In rats, in contrast, mammary gland tumours tumours were found following inhalation exposure; it also resulted in elevation of serum prolactin levels. Hyperprolactinaemia is associated with CNS depression and stress in rodents (discussed in Dow, 1986), evidence of which was noted in both male as well as female rats in this study. Given the increase in serum prolactin observed in females, it is not unreasonable to conclude that similar findings may have been noted in males exposed to dichloromethane under the same circumstances. Hyperprolactinaemia is associated with increased incidence of mammary tumours in rodents and this is a plausible mode of action for the induction of mammary tumours in rats by dichloromethane.

 

Justification for selection of carcinogenicity via oral route endpoint:

Well performed chronic drinking water studies in rats and mice (Serota et al., 1986).

Justification for selection of carcinogenicity via inhalation route endpoint:

Well performed chronic inhalation study in mice (and rats).

Justification for selection of carcinogenicity via dermal route endpoint:

No long term repeated dermal toxicity studies available.

Carcinogenicity: via oral route (target organ): digestive: liver

Carcinogenicity: via inhalation route (target organ): digestive: liver; respiratory: lung

Justification for classification or non-classification

Inhalation exposure to dichloromethane resulted in tumors in the lung and liver in mice.

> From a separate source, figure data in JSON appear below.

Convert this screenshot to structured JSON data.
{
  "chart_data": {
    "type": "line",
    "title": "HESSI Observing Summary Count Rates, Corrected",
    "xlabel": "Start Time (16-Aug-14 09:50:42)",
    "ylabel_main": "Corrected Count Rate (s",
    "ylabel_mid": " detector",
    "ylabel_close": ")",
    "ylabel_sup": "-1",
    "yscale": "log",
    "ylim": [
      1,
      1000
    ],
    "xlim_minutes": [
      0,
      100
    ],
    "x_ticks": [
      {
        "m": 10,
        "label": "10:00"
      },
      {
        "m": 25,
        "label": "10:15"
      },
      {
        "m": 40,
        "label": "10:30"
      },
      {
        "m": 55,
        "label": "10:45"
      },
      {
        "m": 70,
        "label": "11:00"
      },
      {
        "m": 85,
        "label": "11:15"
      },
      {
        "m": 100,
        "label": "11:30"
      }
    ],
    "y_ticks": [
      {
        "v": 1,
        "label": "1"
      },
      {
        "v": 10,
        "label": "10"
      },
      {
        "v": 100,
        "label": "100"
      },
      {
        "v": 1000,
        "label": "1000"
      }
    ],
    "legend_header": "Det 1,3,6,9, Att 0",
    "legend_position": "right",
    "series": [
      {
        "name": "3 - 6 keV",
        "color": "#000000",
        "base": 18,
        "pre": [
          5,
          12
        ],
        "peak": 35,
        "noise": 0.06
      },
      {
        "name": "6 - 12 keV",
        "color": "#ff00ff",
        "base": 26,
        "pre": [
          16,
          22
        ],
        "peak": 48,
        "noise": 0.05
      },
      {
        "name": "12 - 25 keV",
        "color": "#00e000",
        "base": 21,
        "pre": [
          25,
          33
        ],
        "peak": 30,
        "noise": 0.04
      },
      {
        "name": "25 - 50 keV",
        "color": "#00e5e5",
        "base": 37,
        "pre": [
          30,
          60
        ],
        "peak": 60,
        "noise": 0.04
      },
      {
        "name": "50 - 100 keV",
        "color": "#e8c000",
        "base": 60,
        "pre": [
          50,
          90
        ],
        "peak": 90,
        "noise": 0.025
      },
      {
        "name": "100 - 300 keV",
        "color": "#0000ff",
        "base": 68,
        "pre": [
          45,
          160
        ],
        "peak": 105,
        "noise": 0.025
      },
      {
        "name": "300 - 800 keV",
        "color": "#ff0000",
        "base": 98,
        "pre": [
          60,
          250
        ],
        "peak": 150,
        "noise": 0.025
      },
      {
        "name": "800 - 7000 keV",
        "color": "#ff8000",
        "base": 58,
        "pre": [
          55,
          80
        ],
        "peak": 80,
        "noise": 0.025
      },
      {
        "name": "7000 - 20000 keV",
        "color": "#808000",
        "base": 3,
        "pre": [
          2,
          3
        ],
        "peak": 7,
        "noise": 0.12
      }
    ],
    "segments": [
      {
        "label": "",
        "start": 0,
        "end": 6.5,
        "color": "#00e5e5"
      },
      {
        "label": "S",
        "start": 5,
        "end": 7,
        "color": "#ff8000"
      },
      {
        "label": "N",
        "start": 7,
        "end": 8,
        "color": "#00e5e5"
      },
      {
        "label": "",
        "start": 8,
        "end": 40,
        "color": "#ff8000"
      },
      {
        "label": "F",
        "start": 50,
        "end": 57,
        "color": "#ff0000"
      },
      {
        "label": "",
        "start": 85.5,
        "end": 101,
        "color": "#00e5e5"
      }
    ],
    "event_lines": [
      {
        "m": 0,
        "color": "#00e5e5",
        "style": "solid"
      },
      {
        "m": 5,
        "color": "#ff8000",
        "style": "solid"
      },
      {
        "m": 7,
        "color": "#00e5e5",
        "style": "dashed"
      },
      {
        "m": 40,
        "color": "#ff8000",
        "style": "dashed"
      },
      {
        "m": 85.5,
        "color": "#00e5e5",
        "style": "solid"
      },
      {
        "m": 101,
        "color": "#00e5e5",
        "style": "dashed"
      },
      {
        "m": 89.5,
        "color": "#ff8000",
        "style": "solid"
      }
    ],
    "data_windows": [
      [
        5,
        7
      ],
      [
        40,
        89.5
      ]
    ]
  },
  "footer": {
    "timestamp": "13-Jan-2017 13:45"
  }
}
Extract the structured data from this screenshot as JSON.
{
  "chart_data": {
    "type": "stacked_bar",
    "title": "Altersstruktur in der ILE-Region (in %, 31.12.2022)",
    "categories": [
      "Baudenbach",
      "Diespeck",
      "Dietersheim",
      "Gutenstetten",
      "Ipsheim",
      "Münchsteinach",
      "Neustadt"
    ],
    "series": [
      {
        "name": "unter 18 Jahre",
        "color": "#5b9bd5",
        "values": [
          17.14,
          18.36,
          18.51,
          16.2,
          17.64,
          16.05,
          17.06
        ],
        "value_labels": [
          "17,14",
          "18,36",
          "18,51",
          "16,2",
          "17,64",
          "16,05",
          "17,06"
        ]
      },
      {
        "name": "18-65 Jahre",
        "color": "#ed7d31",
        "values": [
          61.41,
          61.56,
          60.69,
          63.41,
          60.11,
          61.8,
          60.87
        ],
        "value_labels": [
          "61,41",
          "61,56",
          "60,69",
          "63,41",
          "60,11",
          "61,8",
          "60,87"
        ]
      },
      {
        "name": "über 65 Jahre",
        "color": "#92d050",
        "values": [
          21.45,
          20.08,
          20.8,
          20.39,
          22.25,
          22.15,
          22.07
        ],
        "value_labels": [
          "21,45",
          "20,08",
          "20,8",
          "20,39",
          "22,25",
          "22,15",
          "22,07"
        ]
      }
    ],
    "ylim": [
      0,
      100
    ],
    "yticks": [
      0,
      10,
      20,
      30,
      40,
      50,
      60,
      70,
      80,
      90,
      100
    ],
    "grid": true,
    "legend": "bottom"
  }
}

No such tumours were found in rats. Mechanistic studies have shown glutathione-S-transferase-mediated metabolism of dichloromethane (producing reactive intermediates held responsible for the liver and lung tumour formation), is utilized to a greater extent in mouse tissues than in rat, hamster or human tissues, explaining the development of liver and lung tumours in mice. In rats, benign tumours in the mammary gland were found. Mechanistic studies in rats demonstrating dichloromethane-induced elevation of serum prolactin provide evidence that the benign mammary tumours found in rats are plausibly related to hyper-prolactinaemia. This may be relevant to humans but represents a non-genotoxic, threshold-mediated mode of action. No consistent relationships between dichloromethane and cancer at any particular site have been reported in studies of workers exposed to dichloromethane (see section 7.10).

Overall, according to the EU Classification, Labelling and Packaging of Substances and Mixtures (CLP) Regulation (EC) No. 1272/2008, based on the current data set in animals and humans, this would correspond to“Carcinogenicity Cat. 2” and H351 (Suspected of causing cancer).